With two witnesses looking on, a Utah man poured gasoline on his mother’s head outside an Indio furniture store, set her on fire with a lighter then surrendered and confessed, a prosecutor told jurors Wednesday, but the defendant denied the allegations, claiming he was in the wrong place at the wrong time.
Israel Ramirez Guardado, 38, of Salt Lake City, is charged with first-degree murder, aggravated mayhem and torture for allegedly lighting his mother on fire at her workplace around 5:50 a.m. Jan. 26, 2018. The murder charge includes a special circumstance allegation of inflicting torture in the commission of a murder, opening him to a possible death sentence if he is convicted.
During opening statements of Guardado’s trial, Deputy District Attorney Joshua Hill said that after the defendant set fire to his mother — 61-year-old Francisca Ramirez of North Shore — he went to the Indio jail to surrender, telling an employee, “I came to turn myself in. I just set a woman on fire.”
Hill said Guardado attacked his mother in the parking lot of the Mathis Brothers furniture store, causing second- and third-degree burns on almost half her body.
According to the prosecutor, two of Ramirez’s co-workers used jackets and sweaters to smother the flames.
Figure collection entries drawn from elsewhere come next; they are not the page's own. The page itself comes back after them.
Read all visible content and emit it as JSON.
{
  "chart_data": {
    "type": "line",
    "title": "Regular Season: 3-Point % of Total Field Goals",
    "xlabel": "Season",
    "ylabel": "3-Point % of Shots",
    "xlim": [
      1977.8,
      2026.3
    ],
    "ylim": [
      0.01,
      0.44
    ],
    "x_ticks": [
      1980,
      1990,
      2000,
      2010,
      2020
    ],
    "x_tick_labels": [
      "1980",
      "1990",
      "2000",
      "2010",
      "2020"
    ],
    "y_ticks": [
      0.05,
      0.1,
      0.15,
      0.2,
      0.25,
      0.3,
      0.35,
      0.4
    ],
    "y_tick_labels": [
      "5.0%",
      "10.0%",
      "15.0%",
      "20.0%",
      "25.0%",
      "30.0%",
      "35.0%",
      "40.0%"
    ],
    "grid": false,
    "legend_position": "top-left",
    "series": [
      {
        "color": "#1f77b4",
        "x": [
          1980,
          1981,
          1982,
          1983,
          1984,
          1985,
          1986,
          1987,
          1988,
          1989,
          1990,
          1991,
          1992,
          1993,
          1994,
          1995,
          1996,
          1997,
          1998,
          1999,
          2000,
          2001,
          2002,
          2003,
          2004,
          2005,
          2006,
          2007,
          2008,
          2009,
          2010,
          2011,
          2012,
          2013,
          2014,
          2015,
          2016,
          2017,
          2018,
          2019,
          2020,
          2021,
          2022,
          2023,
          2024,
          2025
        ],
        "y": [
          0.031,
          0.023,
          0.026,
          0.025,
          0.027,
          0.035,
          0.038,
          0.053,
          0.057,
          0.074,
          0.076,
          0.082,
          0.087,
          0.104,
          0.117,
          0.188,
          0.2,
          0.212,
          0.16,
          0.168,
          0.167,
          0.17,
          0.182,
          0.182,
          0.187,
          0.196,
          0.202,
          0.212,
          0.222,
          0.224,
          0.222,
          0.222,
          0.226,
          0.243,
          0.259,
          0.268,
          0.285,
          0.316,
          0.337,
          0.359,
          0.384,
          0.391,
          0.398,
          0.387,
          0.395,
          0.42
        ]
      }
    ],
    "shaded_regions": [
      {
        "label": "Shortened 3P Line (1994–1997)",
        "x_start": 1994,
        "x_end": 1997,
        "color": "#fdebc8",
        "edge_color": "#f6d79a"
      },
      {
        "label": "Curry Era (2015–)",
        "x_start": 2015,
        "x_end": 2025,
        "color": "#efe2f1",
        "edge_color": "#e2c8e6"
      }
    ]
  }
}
The woman initially survived, but she developed acute respiratory distress syndrome associated with her burns, leading to her death almost a month later, Hill said.
While in the hospital, she identified her son as her attacker, according to police.
During his opening remarks, Guardado, who is acting as his own attorney, denied the prosecutor’s allegations, saying he was “caught up” in the crime because he was caught in the wrong place at the time. He said the investigating officers from the Indio Police Department were “filled with hate and bloodlust” against him.
“They closed in on me,” he said.
Despite proclaiming his innocence, he ended his opening statement by telling jurors he would be content with whatever decision they ultimately make.
“I’m ready to accept whatever you guys give me,” he said. “My hope is not in this life.”
Hill said the two co-workers who helped extinguish the fire will testify they heard the defendant and his mother having a loud argument, then saw Guardado dump gasoline out of a red plastic container onto his mother’s head. He said they will describe seeing the liquid dripping down the woman’s body and then watching the defendant pull out a lighter and set her ablaze.
Prosecutors contend Guardado followed his mother to her workplace that morning, planning to set her fire over a disagreement they were having over custody of his oldest daughter. After doing so, he drove to the Indio jail to surrender, Hill said.
As testimony unfolded in the trial Wednesday, Indio police Officer Ryan Kitchens described seeing Ramirez after the fire that morning at the furniture store.
“She started walking over to my car and appeared to be burned very badly,” he said. “There was smoke emanating from her body.”
Jurors were shown video from the officer’s body-worn camera. The footage showed a woman walking toward the officer, speaking in Spanish in the darkness of the morning, with her co-workers behind her translating.
Ramirez was taken JFK Medical Center in Indio, but she was later moved to the burn unit at Arrowhead Regional Medical Center in Colton. Prosecutors said doctors attempted skin grafts and other procedures, but they ultimately proved unsuccessful. Ramirez’s organs began to fail and she became unable to absorb oxygen from a ventilator. She was taken off life support and died Feb. 25, prosecutors said.
During the trial, prosecutors are expected to show jurors various Facebook posts Guardado made within a same month of the fiery attack on his mother.
“Times up… I’m coming for you,” the defendant wrote on Jan. 1, 2018, an apparent threat prosecutors allege was directed at the victim.
On Jan. 19, 2018, he wrote, “I’m back in Kali and I’m ready to do whatever it takes to clear my… keep watching this won’t go past Wednesday, just ask my mom,” according to court documents.
If jurors convict Guardado of murder and the special circumstance allegation, the trial will move to a penalty phase, in which the jury will be tasked with recommending either death or life imprisonment without parole.
Guardado, who is being held without bail at the Indio Jail, has no documented prior felony convictions in Riverside County.